I royally screwed up my explanation of the Three Mouseketeers comic book earlier and I can't explain why because I know this stuff. I don't know my federal tax I.D. number or how to find the volume of a cone, but I know stuff like this. So ignore what I wrote earlier and replace that knowledge in your cranium with what follows…

A strip called "The Three Mouseketeers" initially appeared in Funny Stuff, which was a comic book published by All-American, which was kind of a sister company to DC Comics. Sheldon Mayer was the editor at All-American and he apparently created these Three Mouseketeers, but he only drew one or two stories of them. This strip was set in swashbuckling days and apart from their punny title, these three mice had nothing to do with the ones that came along later. DC later bought out and absorbed the All-American line, and Sheldon Mayer moved over and worked for them for the rest of his life.

In the mid-fifties, when sales were down and DC couldn't figure out what to publish, they decided to have Mayer create, write and draw two kid-oriented comics. Hank Ketcham's Dennis the Menace was getting popular as a newspaper strip and in comic books so they asked Mayer to come up with something in a similar vein. Using his own kids for inspiration, Mayer concocted Sugar & Spike, which many today consider one of the twenty-or-so best comic books ever done.

The other mandate was to use the old title of "The Three Mouseketeers," apparently to tie in vaguely with the then-popular Mickey Mouse Club on TV. Mayer didn't want to do a "period" strip so he came up with three mice — Fatsy, Patsy and Minus — eluding cats in a contemporary setting. The two comics debuted at the same time in 1956 and for a time, Mayer managed to do both but it was just too much work. As Sugar & Spike was the more personal of the two, he kept it and handed off The Three Mouseketeers to others — although in this interview, Mayer's daughter says she thinks her father had more fun with the mouse strip.

It has been reported that Mayer wrote some of the Three Mouseketeers comic stories after he handed the artwork over to Rube Grossman, a veteran New York animator who drew a lot of cartoony comic books for DC over the years. I don't know that that's so. Sy Reit, who wrote most of the scripts told me that whatever ones he didn't write were written by Grossman, and that as far as he knows, Mayer never wrote any after he stopped drawing that book. So make of that what you will.

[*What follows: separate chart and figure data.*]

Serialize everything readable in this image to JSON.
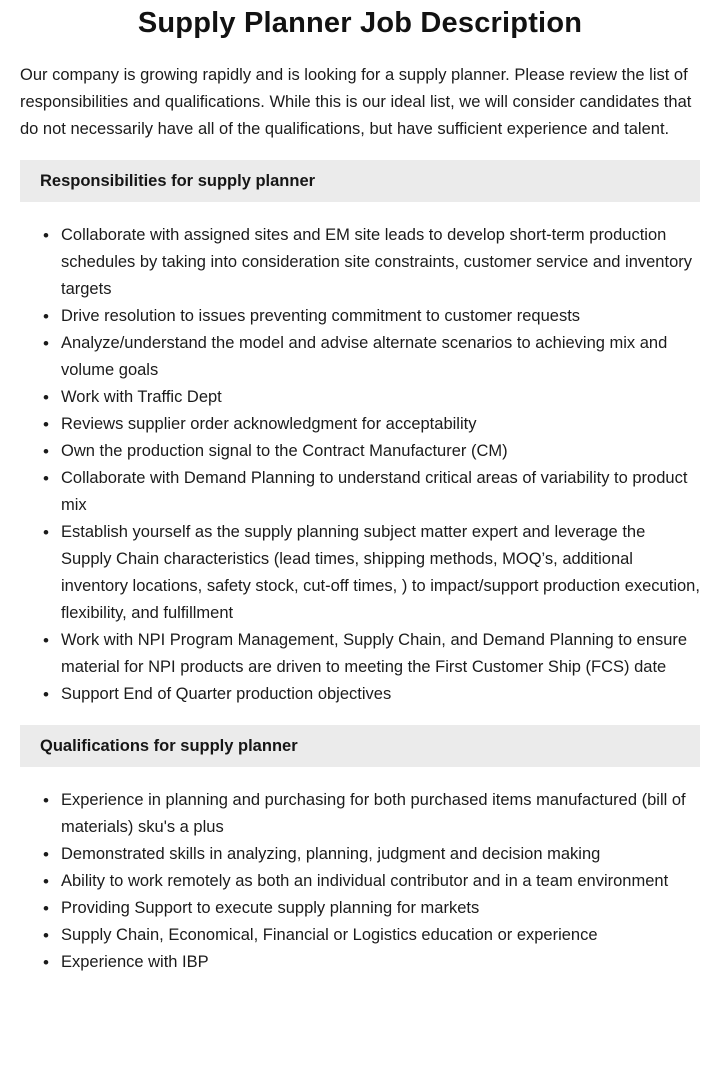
{
  "document": {
    "title": "Supply Planner Job Description",
    "intro": "Our company is growing rapidly and is looking for a supply planner. Please review the list of responsibilities and qualifications. While this is our ideal list, we will consider candidates that do not necessarily have all of the qualifications, but have sufficient experience and talent.",
    "sections": [
      {
        "heading": "Responsibilities for supply planner",
        "items": [
          "Collaborate with assigned sites and EM site leads to develop short-term production schedules by taking into consideration site constraints, customer service and inventory targets",
          "Drive resolution to issues preventing commitment to customer requests",
          "Analyze/understand the model and advise alternate scenarios to achieving mix and volume goals",
          "Work with Traffic Dept",
          "Reviews supplier order acknowledgment for acceptability",
          "Own the production signal to the Contract Manufacturer (CM)",
          "Collaborate with Demand Planning to understand critical areas of variability to product mix",
          "Establish yourself as the supply planning subject matter expert and leverage the Supply Chain characteristics (lead times, shipping methods, MOQ’s, additional inventory locations, safety stock, cut-off times, ) to impact/support production execution, flexibility, and fulfillment",
          "Work with NPI Program Management, Supply Chain, and Demand Planning to ensure material for NPI products are driven to meeting the First Customer Ship (FCS) date",
          "Support End of Quarter production objectives"
        ]
      },
      {
        "heading": "Qualifications for supply planner",
        "items": [
          "Experience in planning and purchasing for both purchased items manufactured (bill of materials) sku's a plus",
          "Demonstrated skills in analyzing, planning, judgment and decision making",
          "Ability to work remotely as both an individual contributor and in a team environment",
          "Providing Support to execute supply planning for markets",
          "Supply Chain, Economical, Financial or Logistics education or experience",
          "Experience with IBP"
        ]
      }
    ]
  },
  "colors": {
    "section_header_bg": "#ebebeb",
    "text": "#1b1b1b",
    "background": "#ffffff"
  }
}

(By the way, die-hard Sheldon Mayer fans know this but in case you don't: Sugar & Spike was cancelled in 1971. Sales were poor and so was Mayer's eyesight. There was still a huge demand for Mayer's toddlers overseas, where the work was reprinted and reprinted, time and again. So when his cataracts were treated to the point where he could draw again, he did a number of stories that were intended only for foreign publication. Some of them later turned up in a digest DC published but most of them have never been seen in America.)

Everything else I said in the earlier piece was correct, especially the part about Three Mouseketeers plummeting in sales when Mayer left it. My apologies for the screw-up and my thanks to Bob Heer and Steven Rowe, each of whom dropped me a nice note to whomp me upside the head about it.